The discussion at
http://able2know.org/topic/152707-1 shows the statement "every truth must be true" to be an instance of "A is A."
So every truth must be true. And what about falsehoods? We have a problem here: if we say that every falsehood must be false, then we are saying that every falsehood must be the truth it falsifies. The solution is to say that every true falsehood must be a truth, by which any falsehood, if true, is also a truth. But its truth must be different from that of a truth, since it is a falsehood. And what could such a difference be? The only possible difference between a truth and a falsehood is that a falsehood must have no being: its being consists in referring to nothing, which makes it also nothing, despite being something that refers to nothing. So the statement "every true falsehood must be a truth" possibly means "nothing must be nothing," which in turn possibly means:
1. Anything -- possibly nothing -- can be something.

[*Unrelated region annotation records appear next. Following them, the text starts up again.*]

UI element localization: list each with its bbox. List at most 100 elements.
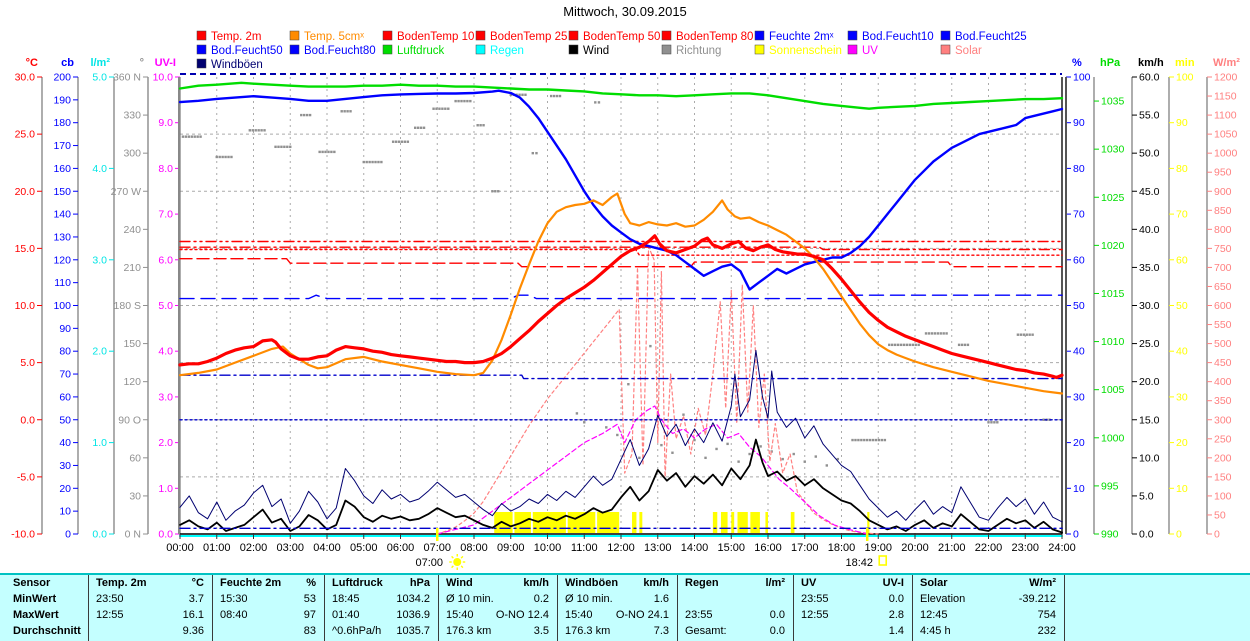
direction-dot	[874, 438, 878, 442]
direction-dot	[476, 124, 479, 127]
axis-tick-label: 0	[1176, 529, 1182, 541]
axis-tick-label: 140	[53, 209, 71, 221]
x-tick-label: 02:00	[240, 542, 268, 554]
axis-tick-label: 450	[1214, 357, 1232, 369]
direction-dot	[993, 421, 996, 424]
direction-dot	[400, 140, 404, 143]
axis-tick-label: 70	[1073, 209, 1085, 221]
direction-dot	[851, 438, 854, 442]
legend-item-bodentemp-50: BodenTemp 50	[568, 30, 660, 43]
cell-time: 23:55	[801, 593, 829, 605]
cell-time: Wind	[446, 577, 473, 589]
axis-tick-label: 600	[1214, 300, 1232, 312]
sun-ray	[451, 565, 454, 569]
x-tick-label: 20:00	[901, 542, 929, 554]
direction-dot	[987, 421, 990, 424]
cell-value: 2.8	[888, 609, 904, 621]
direction-dot	[792, 452, 795, 456]
axis-tick-label: 200	[53, 72, 71, 84]
axis-tick-label: 4.0	[92, 163, 107, 175]
sun-core	[453, 558, 462, 566]
axis-tick-label: 650	[1214, 281, 1232, 293]
cell-value: 0.0	[888, 593, 904, 605]
legend-label: Solar	[955, 45, 982, 57]
axis-unit-label: °C	[26, 57, 38, 69]
legend-label: Feuchte 2mˣ	[769, 31, 834, 43]
axis-tick-label: 30	[1176, 391, 1188, 403]
axis-tick-label: 90 O	[118, 414, 141, 426]
axis-tick-label: 40.0	[1139, 224, 1160, 236]
axis-tick-label: 50	[1176, 300, 1188, 312]
direction-dot	[911, 343, 914, 347]
direction-dot	[435, 107, 438, 110]
sunrise-time-label: 07:00	[415, 557, 443, 569]
legend-swatch-icon	[847, 44, 858, 55]
table-row: 176.3 km 7.3	[558, 623, 677, 639]
series-bodfeucht_25	[179, 374, 1063, 380]
direction-dot	[215, 155, 218, 159]
cell-time: 15:30	[220, 593, 248, 605]
legend-item-feuchte-2m-: Feuchte 2mˣ	[754, 30, 834, 43]
table-group-regen: Regen l/m² 23:55 0.0 Gesamt: 0.0	[677, 575, 793, 641]
axis-unit-label: %	[1072, 57, 1082, 69]
direction-dot	[1019, 333, 1023, 336]
axis-tick-label: 1005	[1101, 384, 1125, 396]
axis-tick-label: 6.0	[158, 254, 173, 266]
table-row: 18:45 1034.2	[325, 591, 438, 607]
table-row: 12:55 16.1	[89, 607, 212, 623]
direction-dot	[193, 135, 196, 138]
legend-item-regen: Regen	[475, 44, 524, 57]
axis-tick-label: 30.0	[15, 72, 36, 84]
direction-dot	[877, 438, 881, 442]
x-tick-label: 13:00	[644, 542, 672, 554]
direction-dot	[638, 456, 641, 460]
axis-tick-label: 80	[1073, 163, 1085, 175]
direction-dot	[187, 135, 191, 138]
cell-time: Gesamt:	[685, 625, 727, 637]
axis-tick-label: 900	[1214, 186, 1232, 198]
legend-item-wind: Wind	[568, 44, 609, 57]
cell-value: %	[306, 577, 316, 589]
x-tick-label: 16:00	[754, 542, 782, 554]
table-row: 08:40 97	[213, 607, 324, 623]
axis-tick-label: 60	[129, 452, 141, 464]
table-row: 176.3 km 3.5	[439, 623, 557, 639]
direction-dot	[555, 94, 559, 98]
table-row: 1.4	[794, 623, 912, 639]
direction-dot	[693, 438, 696, 442]
legend-swatch-icon	[196, 30, 207, 41]
cell-value: 97	[303, 609, 316, 621]
cell-value: 1034.2	[396, 593, 430, 605]
axis-tick-label: 10	[1073, 483, 1085, 495]
row-label: MaxWert	[0, 607, 88, 623]
axis-tick-label: 50.0	[1139, 148, 1160, 160]
axis-unit-label: min	[1175, 57, 1195, 69]
direction-dot	[257, 129, 260, 132]
direction-dot	[318, 150, 321, 154]
direction-dot	[1025, 333, 1028, 336]
direction-dot	[966, 343, 970, 347]
series-solar	[436, 246, 879, 535]
direction-dot	[289, 145, 292, 149]
direction-dot	[930, 332, 934, 335]
cell-value: 1.4	[888, 625, 904, 637]
axis-tick-label: 250	[1214, 433, 1232, 445]
direction-dot	[990, 421, 993, 424]
axis-tick-label: 60	[59, 391, 71, 403]
row-label-text: Sensor	[13, 577, 51, 589]
legend-label: Windböen	[211, 59, 263, 71]
row-label: Durchschnitt	[0, 623, 88, 639]
cell-time: 23:50	[96, 593, 124, 605]
axis-tick-label: 35.0	[1139, 262, 1160, 274]
direction-dot	[880, 438, 884, 442]
direction-dot	[391, 140, 395, 143]
sunshine-bar	[790, 512, 795, 533]
direction-dot	[868, 438, 872, 442]
cell-value: 0.2	[533, 593, 549, 605]
legend-item-bod-feucht10: Bod.Feucht10	[847, 30, 934, 43]
axis-tick-label: 160	[53, 163, 71, 175]
sensor-column: Sensor MinWert MaxWert Durchschnitt	[0, 575, 88, 641]
axis-tick-label: 350	[1214, 395, 1232, 407]
table-row: 23:50 3.7	[89, 591, 212, 607]
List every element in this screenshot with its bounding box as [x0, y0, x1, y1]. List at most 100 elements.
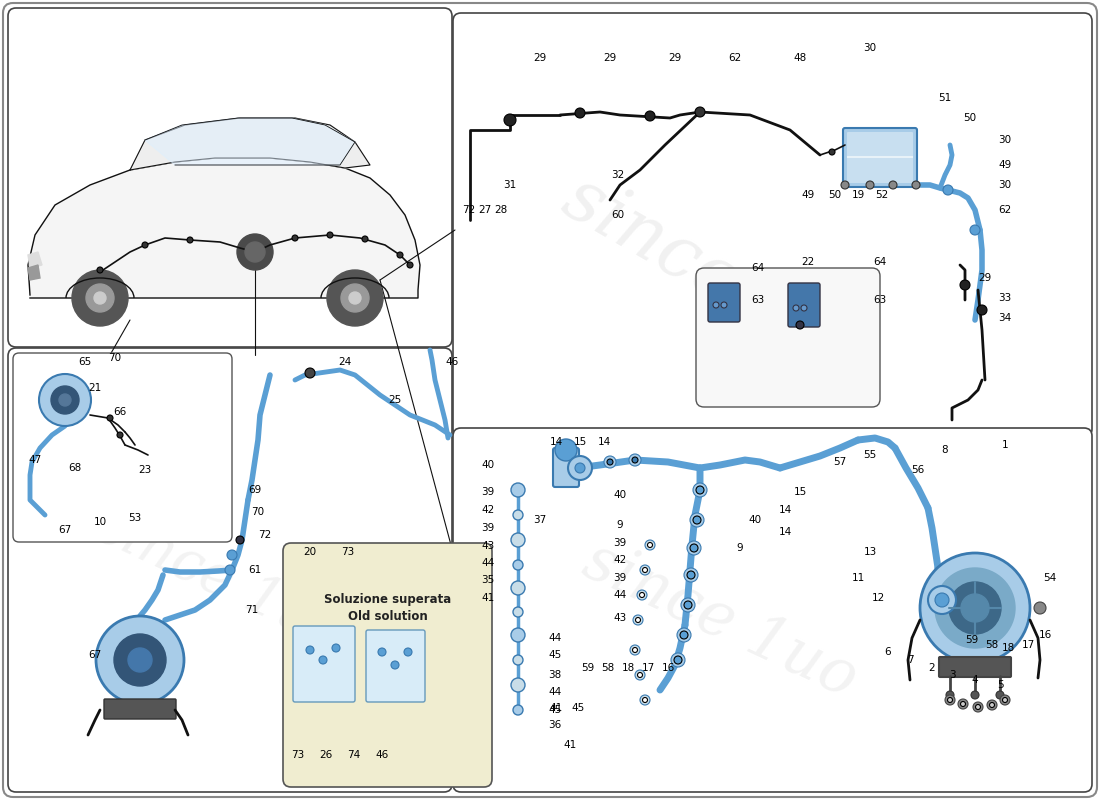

2. Nothing -- as possibly something -- must be what it is, which is nothing.
Both meanings refer to a falsehood only as the falsity of something, rather than as a truth -- one of a falsehood. Indeed, as a truth, no falsehood can be nothing. So despite making a falsehood nothing we possibly get something, first explicitly -- the first meaning -- then implicitly -- the second meaning. The reason is that, since every true falsehood must also be a truth, even as nothing it still can be something: it always has a possible being. Which becomes clear when we formulate "A must be A" as "nothing can be different from itself." In this form, the so-called "principle of identity" becomes either:
1. Everything must be identical to itself.
2. The being of nothing can be different from itself.
And whenever "nothing" means a falsehood "nothing can be different from itself" cannot mean "everything must be identical to itself" -- since it means "a falsehood can be different from itself." Hence, by being a falsehood, nothing is -- or at least can be -- no longer nothing, so "A must be A" can apply to falsehoods only by applying to their truth -- by which a correct reformulation of the so-called "principle of identity" would be the statement "every truth must be true."